In Ecclesiastes 7:1-4, we read this: "A good name is better than a good ointment, And the day of one's death is better than the day of one's birth. It is better to go to a house of mourning Than to go to a house of feasting, Because that is the end of every man, And the living takes it to heart. Sorrow is better than laughter, For when a face is sad a heart may be happy. The mind of the wise is in the house of mourning, While the mind of fools is in the house of pleasure." Mourning can lead to some deep thinking. Believe me, I know. Within only a few years, I lost an unborn child, my father, and my grandmother. And a few years after that, I gained a relationship with the One who was the only One who could comfort me, Yeshua. Now, years later, I understand that although G-d did not desire to make me suffer, He used each one of these tragedies to bring me just a little closer to Him.... until "the mind of the wise" led me to His feet.
In wanting to reach out to anyone who has suffered this kind of loss, I searched for some resources (there doesn't seem to be a lot!) to share with you. Although I don't agree with them on everything theologically, http://www.chabad.org/ has proven helpful to me concerning many issues. They have an extensive array of articles just for women. I found two concerning miscarriage (by the way, one of might mention reincarnation which I certainly don't agree with, but the good thing about them is they are from personal experiences): They are: "The Empty Sac" www.chabad.org/theJewishWoman/article_cdo/aid/337722/jewish/The-Empty-Sac.htm, and "The Unlit Candle" www.chabad.org/theJewishWoman/article_cdo/aid/804487/jewish/The-Unlit-Candle
As far as written materials go, I searched at http://www.christianbook.com/ and got a pretty lengthy list: http://www.christianbook.com/Christian/Books/easy_find?Ntt=miscarriage&N=0&Ntk=keywords&action=Search&Ne=0&event=ESRCN&nav_search=1&cms=1&search=%3CSPAN+class%3D%22big-blue-button+cleartype%22%3EGo%3C%2FSPAN%3E and I assume that they are written from a Christian perspective.

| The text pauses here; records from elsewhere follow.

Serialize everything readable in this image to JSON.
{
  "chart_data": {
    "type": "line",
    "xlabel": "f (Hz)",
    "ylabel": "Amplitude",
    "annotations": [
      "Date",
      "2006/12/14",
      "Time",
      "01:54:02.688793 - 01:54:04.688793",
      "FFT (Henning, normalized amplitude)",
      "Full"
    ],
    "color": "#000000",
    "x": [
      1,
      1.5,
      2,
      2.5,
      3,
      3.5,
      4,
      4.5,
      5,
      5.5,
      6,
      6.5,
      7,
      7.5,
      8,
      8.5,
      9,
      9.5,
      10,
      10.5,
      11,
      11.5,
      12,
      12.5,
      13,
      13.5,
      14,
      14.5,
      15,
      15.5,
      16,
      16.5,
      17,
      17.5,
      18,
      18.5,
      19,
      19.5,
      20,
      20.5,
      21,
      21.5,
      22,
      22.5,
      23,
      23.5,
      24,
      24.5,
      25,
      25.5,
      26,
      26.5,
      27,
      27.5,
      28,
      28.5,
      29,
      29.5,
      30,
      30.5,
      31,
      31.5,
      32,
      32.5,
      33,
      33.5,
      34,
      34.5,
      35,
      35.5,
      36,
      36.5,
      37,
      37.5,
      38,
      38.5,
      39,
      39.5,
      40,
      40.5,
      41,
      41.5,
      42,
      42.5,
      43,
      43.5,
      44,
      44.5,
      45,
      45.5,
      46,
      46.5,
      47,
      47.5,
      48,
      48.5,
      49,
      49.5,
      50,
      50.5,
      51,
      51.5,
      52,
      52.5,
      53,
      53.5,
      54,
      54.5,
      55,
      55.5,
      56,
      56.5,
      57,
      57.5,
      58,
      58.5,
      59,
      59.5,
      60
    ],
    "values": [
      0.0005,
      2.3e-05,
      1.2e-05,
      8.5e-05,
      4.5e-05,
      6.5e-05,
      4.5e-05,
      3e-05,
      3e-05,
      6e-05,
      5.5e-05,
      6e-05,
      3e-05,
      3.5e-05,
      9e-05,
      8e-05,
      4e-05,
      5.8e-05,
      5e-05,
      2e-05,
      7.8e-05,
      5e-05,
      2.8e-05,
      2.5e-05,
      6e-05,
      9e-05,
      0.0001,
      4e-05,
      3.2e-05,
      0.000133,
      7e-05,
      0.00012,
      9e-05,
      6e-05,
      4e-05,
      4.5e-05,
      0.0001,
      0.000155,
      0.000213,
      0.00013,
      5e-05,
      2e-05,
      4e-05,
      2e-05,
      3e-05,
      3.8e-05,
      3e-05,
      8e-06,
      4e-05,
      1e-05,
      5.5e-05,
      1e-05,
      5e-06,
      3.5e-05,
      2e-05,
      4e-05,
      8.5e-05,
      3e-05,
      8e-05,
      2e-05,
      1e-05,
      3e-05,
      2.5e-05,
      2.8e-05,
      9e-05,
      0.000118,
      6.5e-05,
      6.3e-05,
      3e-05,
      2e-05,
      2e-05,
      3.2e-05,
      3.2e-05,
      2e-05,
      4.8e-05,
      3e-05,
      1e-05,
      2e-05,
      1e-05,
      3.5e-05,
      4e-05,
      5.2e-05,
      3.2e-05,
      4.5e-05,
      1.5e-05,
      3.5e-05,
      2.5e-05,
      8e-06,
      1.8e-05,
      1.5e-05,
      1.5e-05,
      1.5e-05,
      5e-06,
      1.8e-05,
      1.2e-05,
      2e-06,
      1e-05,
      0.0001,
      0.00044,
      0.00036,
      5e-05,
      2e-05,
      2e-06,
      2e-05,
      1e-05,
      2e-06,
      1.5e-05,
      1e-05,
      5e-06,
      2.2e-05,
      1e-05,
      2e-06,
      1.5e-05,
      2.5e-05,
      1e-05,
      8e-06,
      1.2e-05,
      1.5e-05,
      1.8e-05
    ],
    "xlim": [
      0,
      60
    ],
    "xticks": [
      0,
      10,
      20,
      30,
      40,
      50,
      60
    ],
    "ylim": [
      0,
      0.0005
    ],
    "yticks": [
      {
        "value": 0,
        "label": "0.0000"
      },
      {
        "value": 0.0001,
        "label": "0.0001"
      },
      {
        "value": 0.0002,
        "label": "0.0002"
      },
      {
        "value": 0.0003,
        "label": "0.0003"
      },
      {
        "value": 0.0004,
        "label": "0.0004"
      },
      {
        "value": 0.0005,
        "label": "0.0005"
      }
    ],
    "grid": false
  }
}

I'll never forget that night several years ago, watching some Christian talk-show on television, that it truly hit me. There is a faceless soul, a child... in the presence of G-d Almighty Himself... who happens to be mine, or at least the one that G-d loaned to me for five weeks in my womb. Now I can honestly say, this brings me nothing but great joy and gratitude.
"See that you do not despise one of these little ones, for I say to you that their angels in heaven continually see the face of My Father who is in heaven"
~Matthew 18:10~
** After writing this, I began reading "The Gospel of Ruth" by Carolyn Custis James. I would recommend it to any woman, especially those who are having trouble conceiving children or experiencing miscarriages, etc.